In the second part we present a novel method for using a quantum annealer to train a classifier to recognize events containing a Higgs boson decaying to two photons. We train that classifier using simulated proton-proton collisions at √s=8 TeV producing either a Standard Model Higgs boson decaying to two photons or a non-resonant Standard Model process that produces a two photon final state.
The production mechanisms of the Higgs boson are precisely predicted by the Standard Model based on its association with the mechanism of electroweak symmetry breaking. We measure the yield of Higgs bosons decaying to two photons in kinematic regions predicted to have very little contribution from a Standard Model Higgs boson and search for an excess of events, which would be evidence of either non-standard production or non-standard properties of the Higgs boson. We divide the events into disjoint categories based on kinematic properties and the presence of additional b-quarks produced in the collisions. In each of these disjoint categories, we use the razor kinematic variables to characterize events with topological configurations incompatible with typical configurations found from standard model production of the Higgs boson.
We observe an excess of events with di-photon invariant mass compatible with the Higgs boson mass and localized in a small region of the razor plane. We observe 5 events with a predicted background of 0.54 ± 0.28, which observation has a p-value of 10-3 and a local significance of 3.35σ. This background prediction comes from 0.48 predicted non-resonant background events and 0.07 predicted SM higgs boson events. We proceed to investigate the properties of this excess, finding that it provides a very compelling peak in the di-photon invariant mass distribution and is physically separated in the razor plane from predicted background. Using another method of measuring the background and significance of the excess, we find a 2.5σ deviation from the Standard Model hypothesis over a broader range of the razor plane.

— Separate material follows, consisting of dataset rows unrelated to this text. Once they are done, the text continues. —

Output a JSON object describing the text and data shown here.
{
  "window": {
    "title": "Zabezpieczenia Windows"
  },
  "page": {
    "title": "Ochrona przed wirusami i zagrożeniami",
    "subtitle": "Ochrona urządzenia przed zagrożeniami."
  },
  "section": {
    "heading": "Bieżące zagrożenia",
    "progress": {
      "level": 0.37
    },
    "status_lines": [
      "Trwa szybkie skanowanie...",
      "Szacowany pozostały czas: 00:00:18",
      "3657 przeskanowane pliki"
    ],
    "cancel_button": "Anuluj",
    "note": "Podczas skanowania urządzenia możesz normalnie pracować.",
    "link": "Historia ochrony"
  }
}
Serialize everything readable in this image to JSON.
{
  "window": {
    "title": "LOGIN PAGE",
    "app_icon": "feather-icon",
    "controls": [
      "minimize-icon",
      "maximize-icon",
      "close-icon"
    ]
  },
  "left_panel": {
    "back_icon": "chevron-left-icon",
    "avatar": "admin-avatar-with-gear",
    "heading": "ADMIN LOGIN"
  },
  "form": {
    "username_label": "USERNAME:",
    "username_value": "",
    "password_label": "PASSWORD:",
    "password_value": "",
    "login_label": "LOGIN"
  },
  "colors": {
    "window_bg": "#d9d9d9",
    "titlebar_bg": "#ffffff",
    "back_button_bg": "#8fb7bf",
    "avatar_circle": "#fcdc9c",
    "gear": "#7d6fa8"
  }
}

In the second part of the thesis we transform the problem of training a classifier to distinguish events with a Higgs boson decaying to two photons from events with other sources of photon pairs into the Hamiltonian of a spin system, the ground state of which is the best classifier. We then use a quantum annealer to find the ground state of this Hamiltonian and train the classifier. We find that we are able to do this successfully in less than 400 annealing runs for a problem of median difficulty at the largest problem size considered. The networks trained in this manner exhibit good classification performance, competitive with the more complicated machine learning techniques, and are highly resistant to overtraining. We also find that the nature of the training gives access to additional solutions that can be used to improve the classification performance by up to 1.2% in some regions.